De son côté, Havas s'apprête à entrer en Bourse à Amsterdam, à une valorisation de 3,44 milliards d'euros, alors que Vivendi l'avait rachetée 3,9 milliards en 2017. Avec une surprise : le groupe publicitaire se dote au passage d'un triple mécanisme de défense contre d'éventuelles tentatives de prise de contrôle hostile.
Dans l'opération, Havas va en effet changer de statut juridique, passant d’une société anonyme (SA) à une société par action simplifiée (SAS) : un nouveau cadre légal qui impose qu’un rachat soit voté par tous les actionnaires au lieu de la majorité. La famille Bolloré, qui conservera 30% du capital, bénéficiera en outre de droits de vote renforcés : doubles dans deux ans, puis quadruples dans quatre ans, lui permettant d'approcher la majorité des droits de vote. En parallèle, une fondation de droit néerlandais disposant d'un droit de veto sur toute tentative de rachat non sollicitée est créée.
Ces mesures défensives n'excluent pas pour autant des rapprochements amicaux, alors que les rumeurs concernant un possible mariage avec l'américain Interpublic (IPG) - un concurrent jugé très complémentaire géographiquement - refont surface, comme l'évoque BFMTV. Néanmoins, ces dispositifs de protection peuvent également constituer un frein à l'attractivité d'Havas en Bourse.
Troisième pilier de cette réorganisation : la création de Louis Hachette Group, qui regroupera la participation majoritaire de 66,53% de Vivendi dans Lagardère (groupe Hachette, "travel retail", Europe 1, etc.) et la totalité du groupe d'édition Prisma Media (Capital, Geo, Femme Actuelle...) racheté en 2021 au géant allemand Gruner+Jahr/Bertelsmann. Cette entité, qui sera cotée sur Euronext Growth, partira sans dette, avec l'ambition de devenir un acteur majeur de l'édition et des médias. Elle est valorisée à 2,15 milliards d'euros.
La quatrième entité issue de l'opération sera Vivendi SE, qui regroupera l'entreprise de jeux vidéo mobiles Gameloft ainsi qu'un portefeuille de participations (Universal Music Group, Telecom Italia...) et assurera "un certain nombre de prestations de services aux trois entités cotées résultant de la séparation", selon les termes du communiqué du groupe. Et ce, "en ayant les moyens et l’ambition d’initier de nouveaux investissements dans des activités connexes".

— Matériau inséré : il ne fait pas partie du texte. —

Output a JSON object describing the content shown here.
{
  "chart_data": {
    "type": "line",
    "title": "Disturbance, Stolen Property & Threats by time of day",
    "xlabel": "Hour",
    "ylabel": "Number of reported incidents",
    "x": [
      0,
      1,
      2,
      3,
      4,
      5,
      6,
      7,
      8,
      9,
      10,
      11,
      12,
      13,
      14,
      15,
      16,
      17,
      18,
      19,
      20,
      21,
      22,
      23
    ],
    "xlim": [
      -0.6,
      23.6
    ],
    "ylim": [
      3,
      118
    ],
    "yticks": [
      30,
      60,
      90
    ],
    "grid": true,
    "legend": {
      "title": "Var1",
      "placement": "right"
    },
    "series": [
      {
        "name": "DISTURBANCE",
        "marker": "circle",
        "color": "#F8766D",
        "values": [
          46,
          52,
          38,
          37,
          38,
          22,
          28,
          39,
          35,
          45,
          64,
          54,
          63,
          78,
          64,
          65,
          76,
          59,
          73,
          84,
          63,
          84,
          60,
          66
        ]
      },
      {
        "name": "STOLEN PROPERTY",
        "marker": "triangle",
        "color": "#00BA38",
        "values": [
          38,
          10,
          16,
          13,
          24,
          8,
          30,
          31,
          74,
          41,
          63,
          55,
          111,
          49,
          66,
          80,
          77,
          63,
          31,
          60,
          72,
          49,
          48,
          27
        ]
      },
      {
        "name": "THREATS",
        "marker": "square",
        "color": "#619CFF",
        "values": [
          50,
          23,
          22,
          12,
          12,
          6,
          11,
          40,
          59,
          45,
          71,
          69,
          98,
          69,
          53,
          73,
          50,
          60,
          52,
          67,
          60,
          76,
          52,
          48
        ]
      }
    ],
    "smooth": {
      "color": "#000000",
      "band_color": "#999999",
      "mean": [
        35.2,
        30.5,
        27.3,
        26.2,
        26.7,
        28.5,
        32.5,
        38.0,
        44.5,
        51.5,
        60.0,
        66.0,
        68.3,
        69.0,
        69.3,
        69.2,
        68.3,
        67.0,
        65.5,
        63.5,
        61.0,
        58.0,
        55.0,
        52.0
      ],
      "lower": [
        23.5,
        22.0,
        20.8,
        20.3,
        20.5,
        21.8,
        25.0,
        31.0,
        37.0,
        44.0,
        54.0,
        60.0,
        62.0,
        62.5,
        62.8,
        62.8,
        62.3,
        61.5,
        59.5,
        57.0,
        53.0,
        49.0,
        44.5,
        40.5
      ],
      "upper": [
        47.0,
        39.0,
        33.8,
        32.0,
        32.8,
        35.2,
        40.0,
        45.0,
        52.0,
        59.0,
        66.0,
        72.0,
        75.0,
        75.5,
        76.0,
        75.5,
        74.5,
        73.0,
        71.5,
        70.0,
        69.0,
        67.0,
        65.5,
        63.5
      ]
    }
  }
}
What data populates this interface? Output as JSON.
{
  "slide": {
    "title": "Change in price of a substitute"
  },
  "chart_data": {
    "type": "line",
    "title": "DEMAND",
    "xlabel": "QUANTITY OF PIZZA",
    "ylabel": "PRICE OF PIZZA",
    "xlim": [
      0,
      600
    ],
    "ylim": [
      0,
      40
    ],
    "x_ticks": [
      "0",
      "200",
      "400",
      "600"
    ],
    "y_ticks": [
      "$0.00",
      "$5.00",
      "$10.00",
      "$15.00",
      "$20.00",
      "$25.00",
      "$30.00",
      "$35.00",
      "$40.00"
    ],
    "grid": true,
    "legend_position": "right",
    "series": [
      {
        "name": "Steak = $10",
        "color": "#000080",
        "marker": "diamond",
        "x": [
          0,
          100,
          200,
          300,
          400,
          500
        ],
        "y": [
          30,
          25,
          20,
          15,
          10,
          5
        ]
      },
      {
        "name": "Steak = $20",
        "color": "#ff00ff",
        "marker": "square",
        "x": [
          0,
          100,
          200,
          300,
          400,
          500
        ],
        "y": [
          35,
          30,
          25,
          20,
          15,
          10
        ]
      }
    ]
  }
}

Pour Vivendi, qui conservera une dette nette de 1,9 milliard d'euros, l'objectif affiché de cette opération est simple : en finir avec la décote de conglomérat qui pèse sur sa valorisation depuis le désengagement d'Universal Music Group en 2021. Car, comme l'explique le quotidien les Echos, "aujourd'hui, le groupe de divertissement affiche une capitalisation boursière de 10,6 milliards d'euros sur la place de Paris, alors qu'il valorise dans ses comptes l'ensemble de ses actifs à 16 milliards d'euros."
En se séparant en quatre entités bien distinctes, le groupe entend ainsi "libérer pleinement le potentiel de développement des différentes activités" en permettant à chacune d'elles de poursuivre son développement de manière indépendante. "Ces sociétés poursuivront des objectifs stratégiques propres, notamment par le biais d’acquisitions et par d’autres opportunités de croissance", souligne encore Vivendi. Néanmoins, les actionnaires ne semblent pas totalement convaincus par ce discours : le lendemain de l'annonce des détails de la scission, Vivendi perdait 3,8 % à la Bourse de Paris, comme le note les Echos.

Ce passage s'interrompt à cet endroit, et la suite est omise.